Philippe Lambin, "professeur anti-cancer"

En moins d’un mois, le professeur Philippe Lambin, un médecin belge de l’université de Maastricht, a vu deux des sociétés qu’il a créées prendre leur envol. Sa petite dernière s’appelle Convert Pharmaceuticals et vient de lever 13,6 millions d’euros.

Deux jeunes pousses sorties du cocon académique et mises sur les rails en quelques semaines: qui dit mieux, quand on ne s’appelle pas Marc Coucke ou Jean Stéphenne? Moins d’un mois après avoir annoncé la clôture d’un premier financement de 8 millions d’investissement et de subsides pour Oncoradiomics, une jeune medtech pionnière de l’intelligence artificielle dans l’imagerie médicale, le professeur Philippe Lambin récidive. Ce radiothérapeute oncologue wallon, enseignant à l’université de Maastricht, voit une autre société créée par ses soins, Convert Pharmaceuticals, attirer à son tour les investisseurs.

Le profil
  • Médecin spécialiste, diplômé de l’UCL.
  • Professeur à l’université de Maastricht.
  • Directeur médical d’un centre anticancéreux à Maastricht pendant 15 ans.
  • UZ Leuven avec mandat FWO-V pendant 7 ans.

Convert a été cofondée par le fonds spécialisé Droia Oncology Ventures, Philippe Lambin, Paul Tulcinsky et Nicolas Geûens. Elle a mis au point un traitement anti-cancer exploitant l’hypoxie tumorale qui a lieu lorsque les cellules cancéreuses sont privées d’oxygène.

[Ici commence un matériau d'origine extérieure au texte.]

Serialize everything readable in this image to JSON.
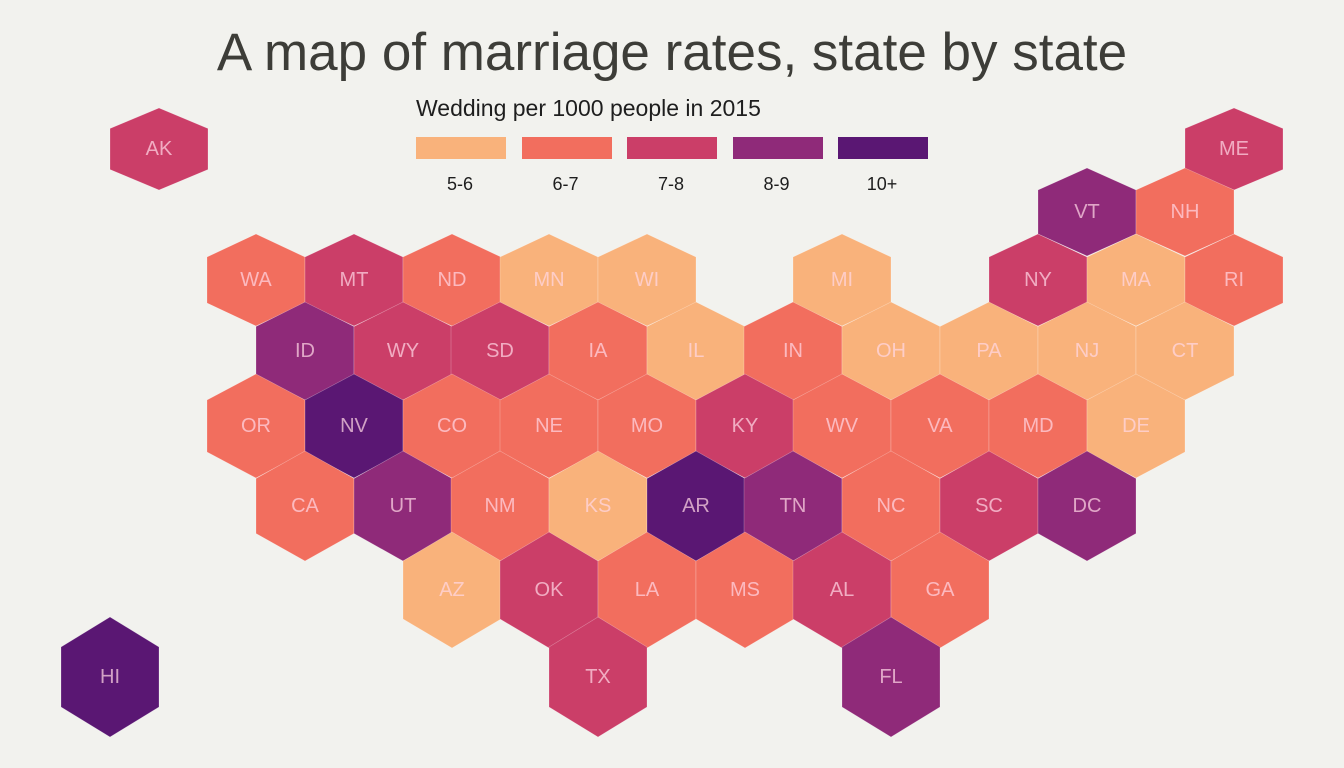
{
  "chart_data": {
    "type": "hexmap",
    "title": "A map of marriage rates, state by state",
    "legend_title": "Wedding per 1000 people in 2015",
    "categories": [
      "5-6",
      "6-7",
      "7-8",
      "8-9",
      "10+"
    ],
    "colors": [
      "#f9b27b",
      "#f26e5e",
      "#cb3e68",
      "#8f2a79",
      "#5a1773"
    ],
    "states": [
      {
        "abbr": "AK",
        "cat": "7-8"
      },
      {
        "abbr": "ME",
        "cat": "7-8"
      },
      {
        "abbr": "VT",
        "cat": "8-9"
      },
      {
        "abbr": "NH",
        "cat": "6-7"
      },
      {
        "abbr": "WA",
        "cat": "6-7"
      },
      {
        "abbr": "MT",
        "cat": "7-8"
      },
      {
        "abbr": "ND",
        "cat": "6-7"
      },
      {
        "abbr": "MN",
        "cat": "5-6"
      },
      {
        "abbr": "WI",
        "cat": "5-6"
      },
      {
        "abbr": "MI",
        "cat": "5-6"
      },
      {
        "abbr": "NY",
        "cat": "7-8"
      },
      {
        "abbr": "MA",
        "cat": "5-6"
      },
      {
        "abbr": "RI",
        "cat": "6-7"
      },
      {
        "abbr": "ID",
        "cat": "8-9"
      },
      {
        "abbr": "WY",
        "cat": "7-8"
      },
      {
        "abbr": "SD",
        "cat": "7-8"
      },
      {
        "abbr": "IA",
        "cat": "6-7"
      },
      {
        "abbr": "IL",
        "cat": "5-6"
      },
      {
        "abbr": "IN",
        "cat": "6-7"
      },
      {
        "abbr": "OH",
        "cat": "5-6"
      },
      {
        "abbr": "PA",
        "cat": "5-6"
      },
      {
        "abbr": "NJ",
        "cat": "5-6"
      },
      {
        "abbr": "CT",
        "cat": "5-6"
      },
      {
        "abbr": "OR",
        "cat": "6-7"
      },
      {
        "abbr": "NV",
        "cat": "10+"
      },
      {
        "abbr": "CO",
        "cat": "6-7"
      },
      {
        "abbr": "NE",
        "cat": "6-7"
      },
      {
        "abbr": "MO",
        "cat": "6-7"
      },
      {
        "abbr": "KY",
        "cat": "7-8"
      },
      {
        "abbr": "WV",
        "cat": "6-7"
      },
      {
        "abbr": "VA",
        "cat": "6-7"
      },
      {
        "abbr": "MD",
        "cat": "6-7"
      },
      {
        "abbr": "DE",
        "cat": "5-6"
      },
      {
        "abbr": "CA",
        "cat": "6-7"
      },
      {
        "abbr": "UT",
        "cat": "8-9"
      },
      {
        "abbr": "NM",
        "cat": "6-7"
      },
      {
        "abbr": "KS",
        "cat": "5-6"
      },
      {
        "abbr": "AR",
        "cat": "10+"
      },
      {
        "abbr": "TN",
        "cat": "8-9"
      },
      {
        "abbr": "NC",
        "cat": "6-7"
      },
      {
        "abbr": "SC",
        "cat": "7-8"
      },
      {
        "abbr": "DC",
        "cat": "8-9"
      },
      {
        "abbr": "AZ",
        "cat": "5-6"
      },
      {
        "abbr": "OK",
        "cat": "7-8"
      },
      {
        "abbr": "LA",
        "cat": "6-7"
      },
      {
        "abbr": "MS",
        "cat": "6-7"
      },
      {
        "abbr": "AL",
        "cat": "7-8"
      },
      {
        "abbr": "GA",
        "cat": "6-7"
      },
      {
        "abbr": "HI",
        "cat": "10+"
      },
      {
        "abbr": "TX",
        "cat": "7-8"
      },
      {
        "abbr": "FL",
        "cat": "8-9"
      }
    ]
  }
}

Le promédicament (ou prodrogue) qui est en train d’être développé pourrait apporter une approche novatrice pour combattre certaines tumeurs cancéreuses agressives et résistantes aux traitements classiques.

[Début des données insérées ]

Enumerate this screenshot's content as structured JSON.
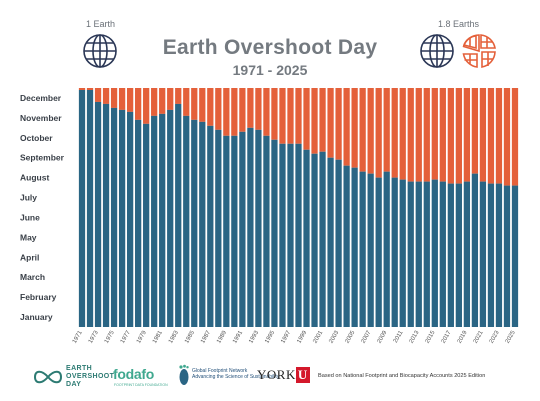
{
  "header": {
    "title": "Earth Overshoot Day",
    "subtitle": "1971 - 2025",
    "left_globe_label": "1 Earth",
    "right_globe_label": "1.8 Earths"
  },
  "colors": {
    "inside": "#2a6584",
    "overshoot": "#e4603a",
    "globe": "#2b3756",
    "globe_partial": "#e4603a"
  },
  "chart_data": {
    "type": "bar",
    "title": "Earth Overshoot Day",
    "subtitle": "1971 - 2025",
    "xlabel": "",
    "ylabel": "",
    "x_tick_labels": [
      "1971",
      "1973",
      "1975",
      "1977",
      "1979",
      "1981",
      "1983",
      "1985",
      "1987",
      "1989",
      "1991",
      "1993",
      "1995",
      "1997",
      "1999",
      "2001",
      "2003",
      "2005",
      "2007",
      "2009",
      "2011",
      "2013",
      "2015",
      "2017",
      "2019",
      "2021",
      "2023",
      "2025"
    ],
    "y_tick_labels": [
      "January",
      "February",
      "March",
      "April",
      "May",
      "June",
      "July",
      "August",
      "September",
      "October",
      "November",
      "December"
    ],
    "ylim_months": [
      0,
      12
    ],
    "series": [
      {
        "name": "",
        "color": "#2a6584",
        "unit": "months from January 1"
      },
      {
        "name": "",
        "color": "#e4603a",
        "unit": "remainder of year"
      }
    ],
    "categories": [
      1971,
      1972,
      1973,
      1974,
      1975,
      1976,
      1977,
      1978,
      1979,
      1980,
      1981,
      1982,
      1983,
      1984,
      1985,
      1986,
      1987,
      1988,
      1989,
      1990,
      1991,
      1992,
      1993,
      1994,
      1995,
      1996,
      1997,
      1998,
      1999,
      2000,
      2001,
      2002,
      2003,
      2004,
      2005,
      2006,
      2007,
      2008,
      2009,
      2010,
      2011,
      2012,
      2013,
      2014,
      2015,
      2016,
      2017,
      2018,
      2019,
      2020,
      2021,
      2022,
      2023,
      2024,
      2025
    ],
    "values": [
      11.9,
      11.9,
      11.3,
      11.2,
      11.0,
      10.9,
      10.8,
      10.4,
      10.2,
      10.6,
      10.7,
      10.9,
      11.2,
      10.6,
      10.4,
      10.3,
      10.1,
      9.9,
      9.6,
      9.6,
      9.8,
      10.0,
      9.9,
      9.6,
      9.4,
      9.2,
      9.2,
      9.2,
      8.9,
      8.7,
      8.8,
      8.5,
      8.4,
      8.1,
      8.0,
      7.8,
      7.7,
      7.5,
      7.8,
      7.5,
      7.4,
      7.3,
      7.3,
      7.3,
      7.4,
      7.3,
      7.2,
      7.2,
      7.3,
      7.7,
      7.3,
      7.2,
      7.2,
      7.1,
      7.1
    ]
  },
  "footer": {
    "eod_logo_line1": "EARTH",
    "eod_logo_line2": "OVERSHOOT",
    "eod_logo_line3": "DAY",
    "fodafo": "fodafo",
    "fodafo_sub": "FOOTPRINT DATA FOUNDATION",
    "gfn_line1": "Global Footprint Network",
    "gfn_line2": "Advancing the Science of Sustainability",
    "york": "YORK",
    "york_u": "U",
    "source": "Based on National Footprint and Biocapacity Accounts 2025 Edition"
  }
}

Signe du sérieux de ces recherches, Convert a pu compter sur un financement total de 13,6 millions d’euros en fonds propres et non dilutifs octroyés par Droia, Meusinvest et Spinventure, ainsi qu’un financement non-dilutif de la Région wallonne et du programme européen Eurostars. La start-up s’est installée à Liège, au Val-Benoît, avec un labo au Sart Tilman, où se trouve également Oncoradiomics.

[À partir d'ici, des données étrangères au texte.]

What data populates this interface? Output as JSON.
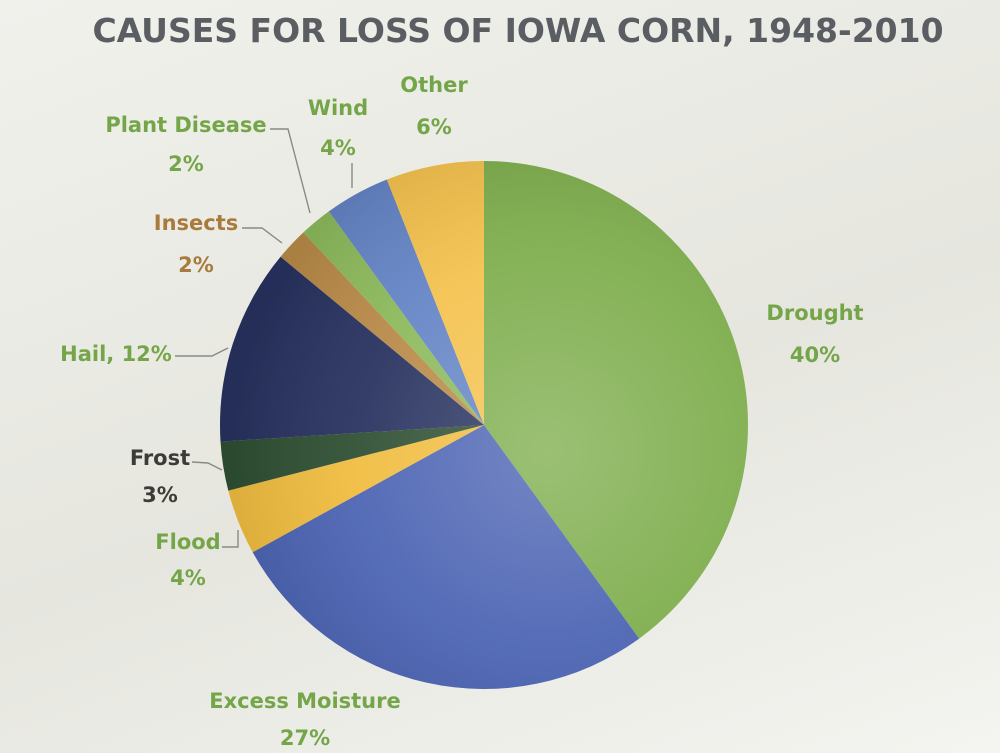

Avant de rejoindre l’université de Maastricht, où il a occupé la fonction de directeur médical d’un centre anti-cancéreux pendant 15 ans, Philippe Lambin a travaillé à l’UZ Leuven, sur le site du Gasthuiberg. "C’est là que j’ai appris le néerlandais", confie-t-il.

Made in New Zealand

Le médicament que développe Convert Pharmaceuticals a été conçu par l’un des laboratoires de recherche les plus réputés au monde dans le domaine des promédicaments sélectifs de l’hypoxie, à savoir l’université d’Auckland en Nouvelle-Zélande. Cette dernière a fait ensuite appel aux services de Philippe Lambin, qui est spécialisé les questions d’hypoxie (le manque d’oxygène) tumorale.

Depuis quelques années, après avoir consacré une grande partie de son existence à la recherche et à l’enseignement, le professeur veut désormais se pencher sur la valorisation des recherches académiques. "Nous sommes dans une économie de la connaissance. Il est intéressant que ces connaissances soient valorisées, pour qu’elles soient utilisées de façon routinière, fait-il valoir. Un de mes objectifs à la fin de ma carrière, c’est de faire des start-ups qui ont un impact sur le traitement des patients cancéreux et d’enrichir l’économie wallonne."

Ce qui ne va pas toujours de soi. La première société qu’il a lancée en tant que chercheur au sein d’un incubateur à l’université de Maastricht n’a pas répondu aux attentes initiales et a dû réorienter ses recherches. Par contre, Oncoradiomics et Convert, elles aussi incubées dans la ville néerlandaise avant de rejoindre Liège, semblent désormais bien parties. Et Philippe Lambin espère ne pas s’arrêter là. Une autre biotech qu’il a contribué à créer (mais pas comme investisseur), ptTheragnostic, a été reprise il y a deux ans par l’américain de la Silicon Valley DNAmito. Elle pourrait avoir un jour un siège en Californie et un autre à Liège…

Derrière Droia oncology, Marc Coucke et Alexandre Van Damme

Droia Oncology Ventures est un investisseur spécialisé dans la lutte contre le cancer. Droia investit dans de nouvelles thérapies prometteuses contre le cancer et accélère leur évolution en apportant un soutien actif à de jeunes entreprises spécialisées dans le développement de traitements afin qu’elles puissent obtenir les preuves cliniques de leur concept. Son portefeuille actuel, composé d’une dizaine d’entreprises, est réparti entre l’Europe et les États-Unis. Aujourd’hui, Droia gère 73 millions d’euros, financés par 9 investisseurs privés, dont Marc Coucke et Alexandre Van Damme.